There’s little else to be seen on Run, save for the ruins of a fort Courthope built there. But Banda Neira, 20 kilometers or so to the east, is a different story. An 18th-century lithograph of the island and its surrounds depicts a volcano with smoke billowing theatrically from its crater, a fortress presiding over a shoulder of rock, and little houses huddled on the shoreline. The scene today is almost as dramatic. Gunung Api (literally, “fire mountain”) hasn’t erupted for hundreds of years, but its steep flanks are no less impressive for the absence of sulfurous smoke; and Fort Belgica, a massive stone pentagon with circular towers built by the Dutch in 1611, is still largely intact. Banda Neira and its larger neighbor Banda Besar protect a glassy lagoon dotted with fishing boats. From a distance, the waterfront of its only town, also called Banda Neira, has an oddly Mediterranean look, with squat palms and the whitewashed colonnades of the Hotel Maulana.
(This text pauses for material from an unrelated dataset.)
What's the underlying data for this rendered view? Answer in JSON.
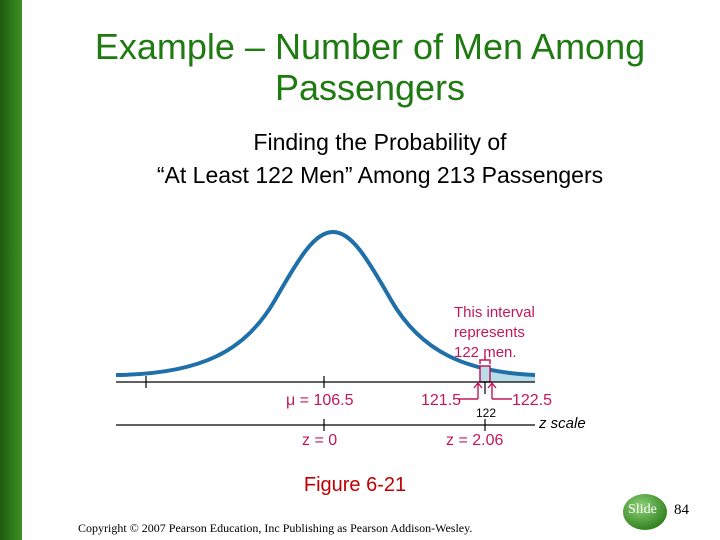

On closer inspection, the town is a little run- down. But everywhere there are reminders of the colonial past, for Banda Neira was, until the end of the 18th century, the administrative capital of the VOC’s global trade in nutmeg. Bronze cannons, broad avenues, an imposing 19th-century church, and the elegantly dilapidated governor’s residence all cast an air of forlorn and incongruous grandeur. You sense that even in its heyday, the place must have had a melancholy feel. This suspicion is confirmed when I venture inside the governor’s residence. On one of the windows, you can just make out the letters of a suicide note scratched there 200 years ago by a homesick col-onist. Ari tells me he hanged himself from a chandelier.